Domenica 18 agosto 2013 Mattina presto
Sono rimasta in soggiorno per tutta la notte, con la tv accesa. La paura andava e veniva, come le mie forze. Mi sembra di essere tornata indietro nel tempo: la vecchia ferita è ancora aperta e sanguina copiosamente. Sono stata una sciocca, lo so. Solo una stupida poteva pensare di avere un’altra possibilità con lui: è bastata una conversazione, un momento che io ho scambiato per tenerezza, ma che era soltanto un po’ di sentimentalismo, condito di senso di colpa. Eppure mi fa male. Questa volta non devo evitare il dolore, ma assaporarlo fino in fondo: se non lo farò, se continuerò a stordirmi, non se ne andrà mai via.
Sono stata un’imbecille a pensare che ci fosse un legame tra me e Scott, e che potessi aiutarlo. Sono una cretina, ormai lo so, ma posso cambiare, vero? Non sono obbligata a continuare in questo modo. Sono rimasta qui tutta la notte e mi sono ripromessa di riassumere il controllo della mia vita. Andrò via, a mille chilometri di distanza. Mi cercherò un lavoro e tornerò ad avere il mio cognome da nubile. Taglierò i ponti con Tom, sarà difficile rintracciarmi. Ammesso che ci sia qualcuno intenzionato a farlo.
Non ho dormito molto. Sono stata qui a progettare il mio futuro; ogni volta che stavo per prendere sonno, sentivo la voce di Tom, chiara come se lui fosse stato vicino a me: Eri sbronza da far schifo. Eri in uno stato pietoso. Allora mi svegliavo di soprassalto, piena di vergogna. Ma non era soltanto la vergogna: era anche un fortissimo déjà-vu. Avevo già sentito quelle frasi, quelle stesse parole.
Non riuscivo a fermare le immagini che vorticavano nella mia testa. Mi ero svegliata con il cuscino macchiato di sangue, mi faceva male la bocca, come se avessi battuto la guancia, avevo le unghie sporche, la testa a pezzi, poi Tom era uscito dal bagno con un’espressione strana, a metà tra la rabbia e il dispiacere, e la paura mi aveva di nuovo travolta, come un’onda.
«Cosa è successo?»
Tom mi aveva mostrato i lividi sulle braccia, sul petto, dove lo avevo colpito.
«Tom, non è possibile. Io non ti ho picchiato. Non ho mai alzato le mani su nessuno, in tutta la mia vita.»
«Rachel, eri ubriaca marcia. Ricordi qualcosa di ieri sera? Quello che hai detto?» Me lo aveva ricordato lui, io non ci credevo perché non sembravano parole uscite dalla mia bocca. E quella faccenda della mazza da golf, il buco nell’intonaco, bianco e grigio come un occhio che mi scrutava ogni volta che passavo, e io non riuscivo a far combaciare la violenza di cui mi parlava con la paura che ricordavo di aver provato. O che credevo di ricordare.
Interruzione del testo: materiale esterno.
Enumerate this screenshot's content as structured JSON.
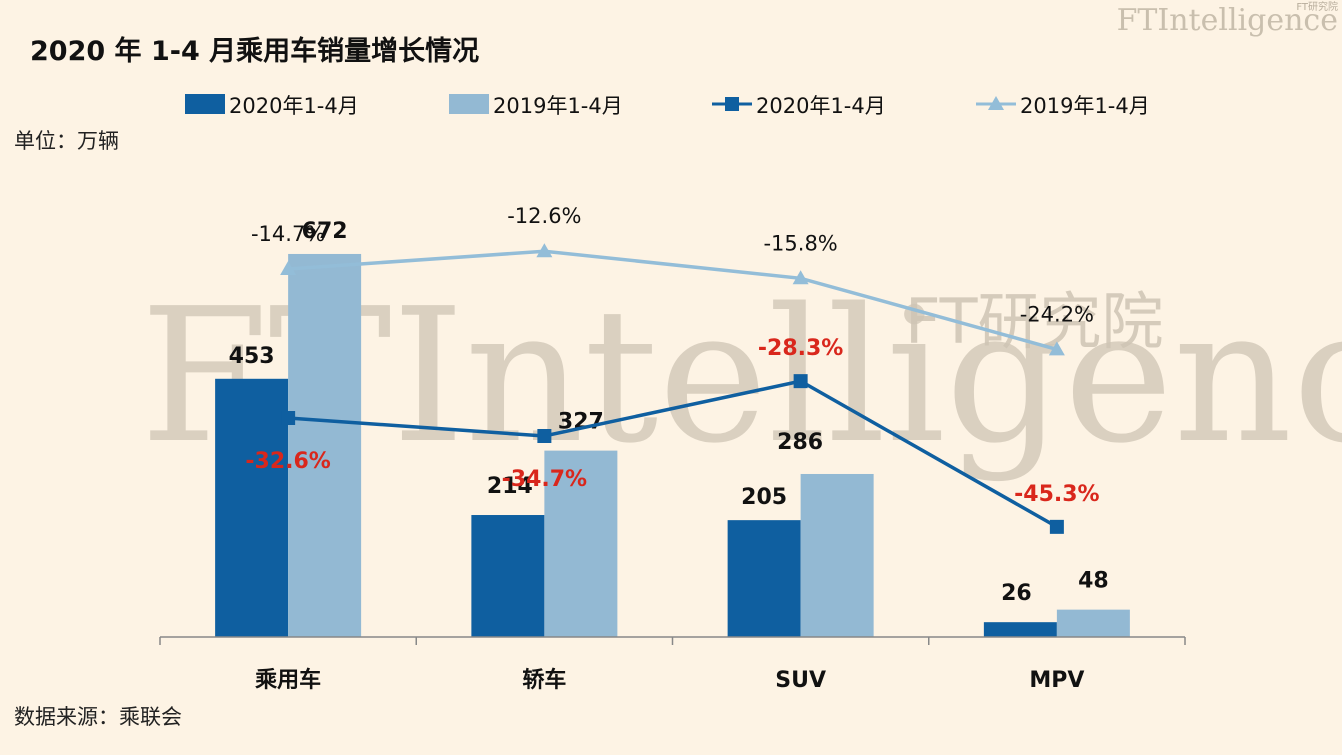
{
  "title": "2020 年 1-4 月乘用车销量增长情况",
  "unit_label": "单位：万辆",
  "source_label": "数据来源：乘联会",
  "brand": {
    "text": "FTIntelligence",
    "sub": "FT研究院"
  },
  "watermark": {
    "text": "FTIntelligence",
    "cn": "FT研究院"
  },
  "colors": {
    "bar_2020": "#0f5fa0",
    "bar_2019": "#93b9d3",
    "line_2020": "#0f5fa0",
    "line_2019": "#93bdd8",
    "pct_red": "#d9271c",
    "background": "#fdf3e4"
  },
  "legend": [
    {
      "label": "2020年1-4月",
      "kind": "bar",
      "color": "#0f5fa0"
    },
    {
      "label": "2019年1-4月",
      "kind": "bar",
      "color": "#93b9d3"
    },
    {
      "label": "2020年1-4月",
      "kind": "line-square",
      "color": "#0f5fa0"
    },
    {
      "label": "2019年1-4月",
      "kind": "line-triangle",
      "color": "#93bdd8"
    }
  ],
  "chart_data": {
    "type": "bar",
    "categories": [
      "乘用车",
      "轿车",
      "SUV",
      "MPV"
    ],
    "series": [
      {
        "name": "2020年1-4月",
        "values": [
          453,
          214,
          205,
          26
        ]
      },
      {
        "name": "2019年1-4月",
        "values": [
          672,
          327,
          286,
          48
        ]
      }
    ],
    "value_labels": [
      [
        "453",
        "214",
        "205",
        "26"
      ],
      [
        "672",
        "327",
        "286",
        "48"
      ]
    ],
    "line_series": [
      {
        "name": "2020年1-4月",
        "marker": "square",
        "labels": [
          "-32.6%",
          "-34.7%",
          "-28.3%",
          "-45.3%"
        ],
        "values": [
          -32.6,
          -34.7,
          -28.3,
          -45.3
        ],
        "y_range": [
          -55,
          -20
        ]
      },
      {
        "name": "2019年1-4月",
        "marker": "triangle",
        "labels": [
          "-14.7%",
          "-12.6%",
          "-15.8%",
          "-24.2%"
        ],
        "values": [
          -14.7,
          -12.6,
          -15.8,
          -24.2
        ],
        "y_range": [
          -42,
          -3
        ]
      }
    ],
    "ylim": [
      0,
      800
    ],
    "xlabel": "",
    "ylabel": "",
    "grid": false,
    "legend_position": "top"
  }
}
A un certo punto, avevo smesso di chiedergli cosa avevo fatto, e anche di negare, quando lui me lo raccontava, perché non volevo conoscere i dettagli, non volevo ascoltare il peggio, e tutte le cose orrende che avevo detto e fatto quando ero sbronza da far schifo. A volte mi minacciava di registrarmi e farmi risentire le mie parole. Ma non lo ha mai fatto, per fortuna.
Dopo un po’, avevo capito che quando mi svegliavo in quelle condizioni non dovevo chiedere cosa era successo, solo scusarmi per quello che avevo combinato, per ciò che ero e giurare che non lo avrei fatto mai più.
Ma adesso non sono ubriaca. Devo ringraziare Scott se sono così spaventata da non avere il coraggio di uscire a comprarmi qualcosa da bere. Ho paura di perdere la lucidità, perché è proprio in quel momento che divento più vulnerabile.
Devo essere forte, non ho altra scelta.
Mi si chiudono gli occhi per il sonno. Spengo la tv, così non ci sono più rumori, mi rigiro e mi rannicchio perché sento che stavolta sto per addormentarmi. Ed è allora che accade: bang! La terra si spalanca e io balzo in piedi, con il cuore in gola. L’ho visto, adesso l’ho visto!
Ero nel sottopassaggio e lui veniva verso di me; mi ha dato uno schiaffo colpendomi la bocca, poi ha alzato il pugno. Aveva le chiavi in mano, ho sentito un dolore lancinante quando il bordo seghettato mi ha lacerato il cranio.